Hendricks had reason to value dreams and a work ethic over formal education: it was the formula that worked for him. As a boy, the entrepreneur labored beside his roofer father, dropping out of school in 11th grade to take two 40-hour-a-week jobs. In 1963, he opened his first roofing company and began buying land and real estate in the 1970s. Then, in 1982, Hendricks launched American Builders and Contractors Supply, which combined local market expertise and service with centralized support and cost efficiencies. That company made the Inc. 500 list at No. 3 in 1984, at No. 2 in 1985, and at No. 1 in 1986 -- a feat no company has ever replicated. Today, ABC Supply, which is still private, has an estimated $3 billion in sales.
Over the past two decades, Hendricks devoted much of his time and money to reviving Beloit, a rust belt community that had been hemorrhaging jobs and people. That story appeared in Inc.'s December 2006 issue, which pronounced Hendricks "Entrepreneur of the Year." This past year, Hendricks had been busier than ever. In addition to rearranging Beloit's real estate like a chess grand master, he persuaded town officials to help him launch a state-of-the-art vocational training program in part of an abandoned mall. He also leveraged his massive real estate holdings to prevent Kerry Ingredients, a large Beloit employer, from abandoning the town. (Thanks to Hendricks, Kerry is instead expanding its presence there, creating several hundred jobs in the process.) "Ken was instrumental in restoring more than just physical structures," says Barth. "He was instrumental in restoring confidence that there was a future here. His legacy is a community that believes in itself. He taught people how to do that."

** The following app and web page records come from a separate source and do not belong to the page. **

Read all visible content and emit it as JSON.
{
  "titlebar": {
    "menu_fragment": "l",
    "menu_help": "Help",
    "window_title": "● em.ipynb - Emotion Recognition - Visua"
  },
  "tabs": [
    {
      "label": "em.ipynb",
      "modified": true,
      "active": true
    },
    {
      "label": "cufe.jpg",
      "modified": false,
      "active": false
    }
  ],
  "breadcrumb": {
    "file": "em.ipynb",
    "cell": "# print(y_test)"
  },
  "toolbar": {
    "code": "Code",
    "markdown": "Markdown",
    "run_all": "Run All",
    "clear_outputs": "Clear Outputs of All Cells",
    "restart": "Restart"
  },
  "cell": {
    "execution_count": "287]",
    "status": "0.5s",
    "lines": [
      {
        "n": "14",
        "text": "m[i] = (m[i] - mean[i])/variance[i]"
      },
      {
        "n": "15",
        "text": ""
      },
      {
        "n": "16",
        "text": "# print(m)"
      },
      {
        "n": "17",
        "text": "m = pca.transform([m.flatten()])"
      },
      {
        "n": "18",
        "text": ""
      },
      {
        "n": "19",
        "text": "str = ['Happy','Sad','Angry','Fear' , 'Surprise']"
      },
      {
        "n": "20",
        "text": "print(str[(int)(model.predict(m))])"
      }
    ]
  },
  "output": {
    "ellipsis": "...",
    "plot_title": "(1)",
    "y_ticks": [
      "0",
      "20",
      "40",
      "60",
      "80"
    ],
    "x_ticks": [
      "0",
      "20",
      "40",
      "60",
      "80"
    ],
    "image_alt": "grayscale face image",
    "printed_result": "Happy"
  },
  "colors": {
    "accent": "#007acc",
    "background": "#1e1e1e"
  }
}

Hendricks' other great achievement was his family. He and his wife Diane were inseparable in life and in business. They sat on boards together, and worked down the hall from each other. At a Christmas party two weeks ago, they played Santa and Mrs. Claus, handing out gifts to the children of ABC's employees. Most of their seven children also work at ABC or Hendricks' other businesses. "I couldn't be prouder of my kids," Hendricks said last year. "When they wanted a car, they earned a car. I paid tuition for their colleges but every one of them did waitressing or worked other jobs during school. I have seven winners."
Much will undoubtedly be made of how Hendricks died: the irony that a man who made his fortune fixing roofs was killed falling through one. But it isn't irony. Ken Hendricks never stopped going up on roofs, because that was where real work was done by real people. And even though he was, yes, a billionaire, Hendricks always cared most about the real work. "He judged a man by his ability to carry the shingles up and how fast he could nail them," Nief said. "Someone would be talking to him and he would just look at them and say, 'How fast can you nail a square?"